Les hôpitaux accueillent des groupes de personnes qui sont particulièrement sensibles aux infections d’origine alimentaire. Cela comprend les personnes dont les défenses immunitaires sont affaiblies en raison de maladies primaires graves ou de médicaments ainsi que des bébés, des tout-petits, des femmes âgées et des femmes enceintes. Le management de l’hygiène en restauration hospitalière doit donc aller au-delà des mesures normales de la restauration collective.
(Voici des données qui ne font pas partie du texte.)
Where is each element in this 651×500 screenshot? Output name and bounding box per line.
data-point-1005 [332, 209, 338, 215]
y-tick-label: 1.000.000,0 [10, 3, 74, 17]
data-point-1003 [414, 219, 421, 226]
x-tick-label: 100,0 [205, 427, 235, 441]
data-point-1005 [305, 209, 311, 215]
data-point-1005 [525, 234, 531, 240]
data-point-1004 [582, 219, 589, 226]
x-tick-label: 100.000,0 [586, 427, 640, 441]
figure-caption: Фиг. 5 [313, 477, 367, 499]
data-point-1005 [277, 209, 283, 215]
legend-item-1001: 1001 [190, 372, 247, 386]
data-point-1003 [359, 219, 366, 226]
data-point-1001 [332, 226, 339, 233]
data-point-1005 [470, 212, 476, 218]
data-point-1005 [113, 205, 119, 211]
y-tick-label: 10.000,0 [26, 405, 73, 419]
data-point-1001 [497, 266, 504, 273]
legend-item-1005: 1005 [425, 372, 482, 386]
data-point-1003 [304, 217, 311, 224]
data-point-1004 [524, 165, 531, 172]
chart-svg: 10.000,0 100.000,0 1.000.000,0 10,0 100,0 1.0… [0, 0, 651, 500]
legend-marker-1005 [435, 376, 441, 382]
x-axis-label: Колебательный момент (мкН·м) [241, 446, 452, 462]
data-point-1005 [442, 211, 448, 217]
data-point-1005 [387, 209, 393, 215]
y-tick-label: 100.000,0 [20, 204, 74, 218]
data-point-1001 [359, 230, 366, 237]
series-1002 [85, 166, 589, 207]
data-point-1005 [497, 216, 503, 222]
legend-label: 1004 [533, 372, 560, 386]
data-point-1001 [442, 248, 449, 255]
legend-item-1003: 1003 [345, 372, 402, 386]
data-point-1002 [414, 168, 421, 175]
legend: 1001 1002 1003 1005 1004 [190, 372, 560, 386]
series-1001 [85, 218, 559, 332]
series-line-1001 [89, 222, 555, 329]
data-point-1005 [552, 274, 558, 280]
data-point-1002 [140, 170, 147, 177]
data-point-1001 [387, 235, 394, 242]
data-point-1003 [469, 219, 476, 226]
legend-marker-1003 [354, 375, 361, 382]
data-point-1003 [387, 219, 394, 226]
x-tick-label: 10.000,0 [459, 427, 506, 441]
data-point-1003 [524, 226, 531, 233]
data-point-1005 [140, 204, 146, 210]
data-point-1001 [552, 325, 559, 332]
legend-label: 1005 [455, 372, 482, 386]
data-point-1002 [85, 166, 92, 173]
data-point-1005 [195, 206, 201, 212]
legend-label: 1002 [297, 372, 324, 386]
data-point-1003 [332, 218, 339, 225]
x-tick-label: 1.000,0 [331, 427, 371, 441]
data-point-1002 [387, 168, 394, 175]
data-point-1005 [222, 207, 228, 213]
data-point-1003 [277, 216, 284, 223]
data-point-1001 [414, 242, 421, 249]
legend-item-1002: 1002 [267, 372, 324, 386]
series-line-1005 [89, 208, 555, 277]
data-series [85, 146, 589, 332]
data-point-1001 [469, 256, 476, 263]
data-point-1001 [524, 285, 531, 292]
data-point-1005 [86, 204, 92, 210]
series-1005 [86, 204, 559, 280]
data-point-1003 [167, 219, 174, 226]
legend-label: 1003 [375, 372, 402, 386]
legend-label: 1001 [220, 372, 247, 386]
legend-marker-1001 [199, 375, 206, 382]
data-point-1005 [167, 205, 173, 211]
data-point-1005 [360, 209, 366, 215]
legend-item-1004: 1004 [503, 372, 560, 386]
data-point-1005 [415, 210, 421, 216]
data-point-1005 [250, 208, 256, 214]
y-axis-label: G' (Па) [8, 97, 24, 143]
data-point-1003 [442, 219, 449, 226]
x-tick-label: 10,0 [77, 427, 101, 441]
Les cuisines de l’hôpital peuvent jouer un rôle dans la propagation des pathogènes dans les hôpitaux, bien qu’il soit impossible de quantifier l’étendue exacte de ce rôle.

Hospital-food-tray-File-picture-5905763L’Institut fédéral pour l’évaluation des risques (BfR) et l’Institut Robert Koch (IRK) ont élaboré conjointement des mesures et des recommandations pratiques visant à prévenir la possible propagation de bactéries pathogènes et résistantes aux antibiotiques via les cuisines de l’hôpital. Ces mesures et ces recommandations tiennent compte de toutes les sources potentiellement pertinentes et les voies de transmission. Les mesures qui offrent une protection contre la contamination des aliments par des bactéries pathogènes préviennent également la contamination par des bactéries résistantes.

Ainsi, les bactéries peuvent, par exemple, entrer les cuisines des hôpitaux par l’intermédiaire d’aliments crus. La viande crue de volaille, la viande hachée crue, la viande de porc crue et la viande crue de gibier et les œufs crus sont particulièrement susceptibles d’héberger de tels pathogènes bien que cela s’applique aussi aux aliments à base de végétaux telles que les graines germées, les jeunes plants et les herbes fraîches.

Dans le cadre de l’analyse des dangers, le management de l’hôpital doit examiner de manière critique tous les flux de travail de la réception des marchandises à l’élimination des restes de nourriture. Le cas échéant, des mesures internes de vérification et la formation du personnel dans les cuisines de l’hôpital seront ajustées. Ainsi, par exemple en est-il dans des locaux où les aliments sont souvent préparés par du personnel qui n’est pas formé à la science des alimentaire, mais par un personnel infirmier. Et il n’y a pas de séparation claire entre la distribution des aliments et les activités de soins infirmiers dans de nombreux cas. Le retour de la vaisselle et autres articles de zones infectieuses est une autre entrée possible pour les pathogènes dans la cuisine de l’hôpital.

A condition que les cuisines de l’hôpital observent des règles nécessaires pour le personnel et l’hygiène en cuisine, le risque pour les patients est largement déterminé par la question de savoir ou non si l’aliment a été suffisamment chauffé avant d’être donné aux patients. En outre, le risque pour le patient peut être minimisé par une sélection liée au risque d’aliments, la limitation liée au risque d’une sélection d’aliments mis à disposition dans les salles et l’absence de libre-service.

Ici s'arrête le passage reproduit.